Important listen for people who are critical of Harris. Weinstein takes him to task over some very important points.

jadedog:

I didn't know much about Sam Harris before reading about him in these recent posts. I've only listened to an hour of the 2 1/2 hour podcast. I couldn't get through much more of it. This interview has given me a bad taste for Sam Harris.

Right at the beginning of the podcast, he mentions that he gave some false information about a group he labels a cult. He says that he's mentioning the mistake in this podcast because there isn't a good place to announce these mistakes.

There are better places than an unrelated podcast to correct false information. A better place would be either in the original podcast or in the post where the podcast originates. If he wants to announce the retraction in the next podcast, that might make some sense. Placing the retraction where no one would think to look for it isn't very aboveboard. In his retraction, he gave the sense the the misinformation was somehow less important because the wrong fact was about one "cult" instead of another. Misinformation is misinformation. It doesn't really matter if the misinformation is misplaced from another group he doesn't like.

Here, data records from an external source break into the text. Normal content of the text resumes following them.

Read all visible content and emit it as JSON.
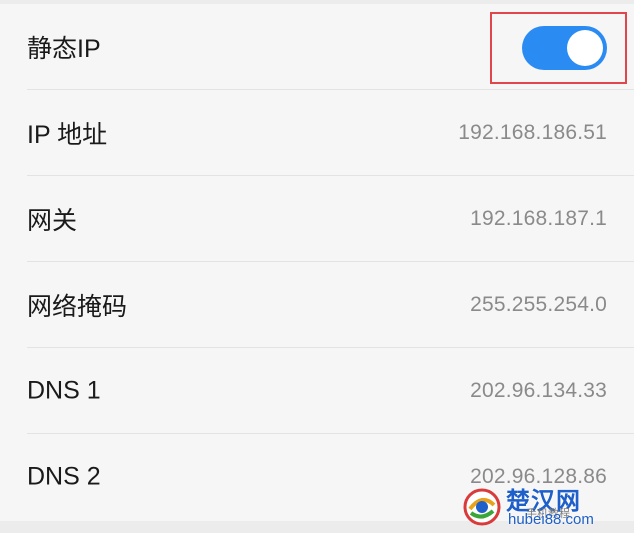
{
  "settings": {
    "rows": [
      {
        "label": "静态IP",
        "value": "",
        "type": "toggle",
        "toggle_on": true
      },
      {
        "label": "IP 地址",
        "value": "192.168.186.51"
      },
      {
        "label": "网关",
        "value": "192.168.187.1"
      },
      {
        "label": "网络掩码",
        "value": "255.255.254.0"
      },
      {
        "label": "DNS 1",
        "value": "202.96.134.33"
      },
      {
        "label": "DNS 2",
        "value": "202.96.128.86"
      }
    ]
  },
  "colors": {
    "toggle_on": "#2a8cf2",
    "highlight_box": "#e0474c",
    "label_text": "#1a1a1a",
    "value_text": "#8a8a8a",
    "background": "#f6f6f6"
  },
  "watermark": {
    "title": "楚汉网",
    "subtitle": "hubei88.com",
    "tag": "手机教程"
  }
}
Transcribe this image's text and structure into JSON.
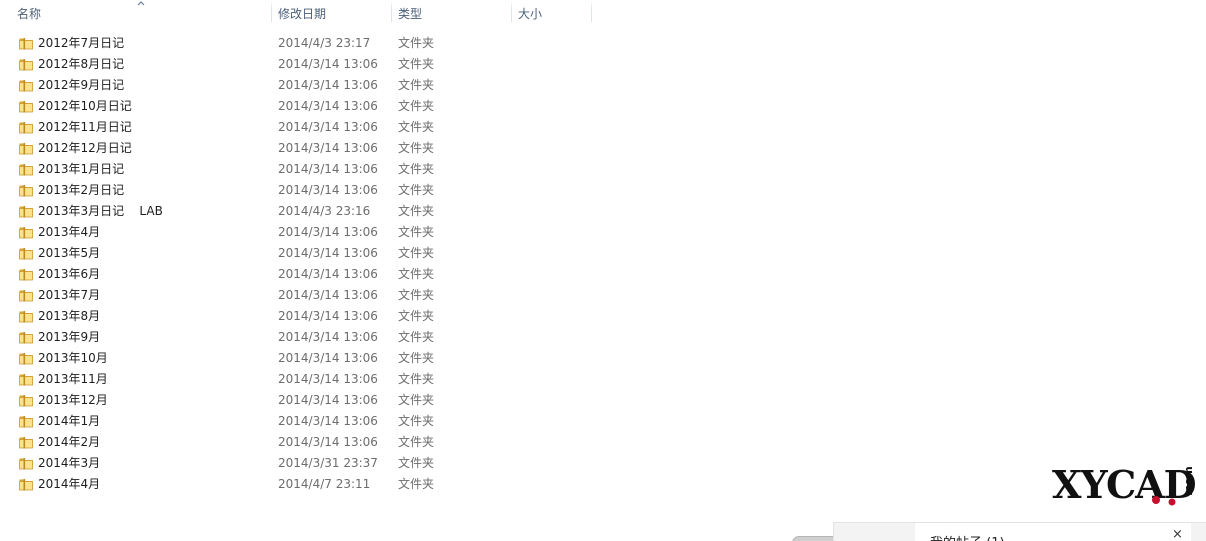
{
  "columns": {
    "name": "名称",
    "date": "修改日期",
    "type": "类型",
    "size": "大小"
  },
  "sort": {
    "column": "name",
    "direction": "ascending",
    "icon": "sort-up-arrow-icon"
  },
  "colors": {
    "header_text": "#4c607a",
    "name_text": "#1e1e1e",
    "detail_text": "#6d6d6d",
    "folder_light": "#fbe28c",
    "folder_dark": "#d9a52c"
  },
  "rows": [
    {
      "name": "2012年7月日记",
      "date": "2014/4/3 23:17",
      "type": "文件夹",
      "size": ""
    },
    {
      "name": "2012年8月日记",
      "date": "2014/3/14 13:06",
      "type": "文件夹",
      "size": ""
    },
    {
      "name": "2012年9月日记",
      "date": "2014/3/14 13:06",
      "type": "文件夹",
      "size": ""
    },
    {
      "name": "2012年10月日记",
      "date": "2014/3/14 13:06",
      "type": "文件夹",
      "size": ""
    },
    {
      "name": "2012年11月日记",
      "date": "2014/3/14 13:06",
      "type": "文件夹",
      "size": ""
    },
    {
      "name": "2012年12月日记",
      "date": "2014/3/14 13:06",
      "type": "文件夹",
      "size": ""
    },
    {
      "name": "2013年1月日记",
      "date": "2014/3/14 13:06",
      "type": "文件夹",
      "size": ""
    },
    {
      "name": "2013年2月日记",
      "date": "2014/3/14 13:06",
      "type": "文件夹",
      "size": ""
    },
    {
      "name": "2013年3月日记    LAB",
      "date": "2014/4/3 23:16",
      "type": "文件夹",
      "size": ""
    },
    {
      "name": "2013年4月",
      "date": "2014/3/14 13:06",
      "type": "文件夹",
      "size": ""
    },
    {
      "name": "2013年5月",
      "date": "2014/3/14 13:06",
      "type": "文件夹",
      "size": ""
    },
    {
      "name": "2013年6月",
      "date": "2014/3/14 13:06",
      "type": "文件夹",
      "size": ""
    },
    {
      "name": "2013年7月",
      "date": "2014/3/14 13:06",
      "type": "文件夹",
      "size": ""
    },
    {
      "name": "2013年8月",
      "date": "2014/3/14 13:06",
      "type": "文件夹",
      "size": ""
    },
    {
      "name": "2013年9月",
      "date": "2014/3/14 13:06",
      "type": "文件夹",
      "size": ""
    },
    {
      "name": "2013年10月",
      "date": "2014/3/14 13:06",
      "type": "文件夹",
      "size": ""
    },
    {
      "name": "2013年11月",
      "date": "2014/3/14 13:06",
      "type": "文件夹",
      "size": ""
    },
    {
      "name": "2013年12月",
      "date": "2014/3/14 13:06",
      "type": "文件夹",
      "size": ""
    },
    {
      "name": "2014年1月",
      "date": "2014/3/14 13:06",
      "type": "文件夹",
      "size": ""
    },
    {
      "name": "2014年2月",
      "date": "2014/3/14 13:06",
      "type": "文件夹",
      "size": ""
    },
    {
      "name": "2014年3月",
      "date": "2014/3/31 23:37",
      "type": "文件夹",
      "size": ""
    },
    {
      "name": "2014年4月",
      "date": "2014/4/7 23:11",
      "type": "文件夹",
      "size": ""
    }
  ],
  "row_icon": "folder-icon",
  "watermark": {
    "text": "XYCAD",
    "suffix": ".com"
  },
  "notification": {
    "title": "我的帖子 (1)",
    "close_label": "×"
  }
}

The bigger issue for me was his blaming his audience for how he expressed his views. Weinstein asked him why he doesn't do a better job of expressing his appreciation for religious culture, even on a secular level. He says that he's aware that his audience wouldn't appreciate and understand about Rumi and meditation and that he has an empathy for that segment of his audience. If he's pandering to an audience, trying to express his views based on what he thinks they want, it's not a very genuine expression. His audience will then be based on people who are attracted to what he thinks his audience wants. He seems to think his audience is anti-theist and writes accordingly. If he wrote openly about his appreciation for some of the aspects of religion, his audience might shift in composition.

I agree with Weinstein's position that Harris' view of the religious literalists is itself very literalist.

I stopped listening when Harris talks about creating a better religion than currently exists by removing the misogynist and homophobic aspects of the current religions. I didn't get his entire point, but that's really short-sighted. Creating a new religion will just take into account the current ethics. In 50-100 years, the religion will be outdated again, then it's just a shifting ethical piece. In a few decades, there might be a shift in the cultural view of how animals are treated, how criminals are treated and how the mentally ill are treated, just as examples. If that happens the current religious piece will be criticized again.

When Harris claims that Judaism doesn't really count because their views on religion don't line up with his criticism of religion, I wanted my hour back that I spent listening. Religion and religious criticism interests me. I'm not as interested in anti-theism.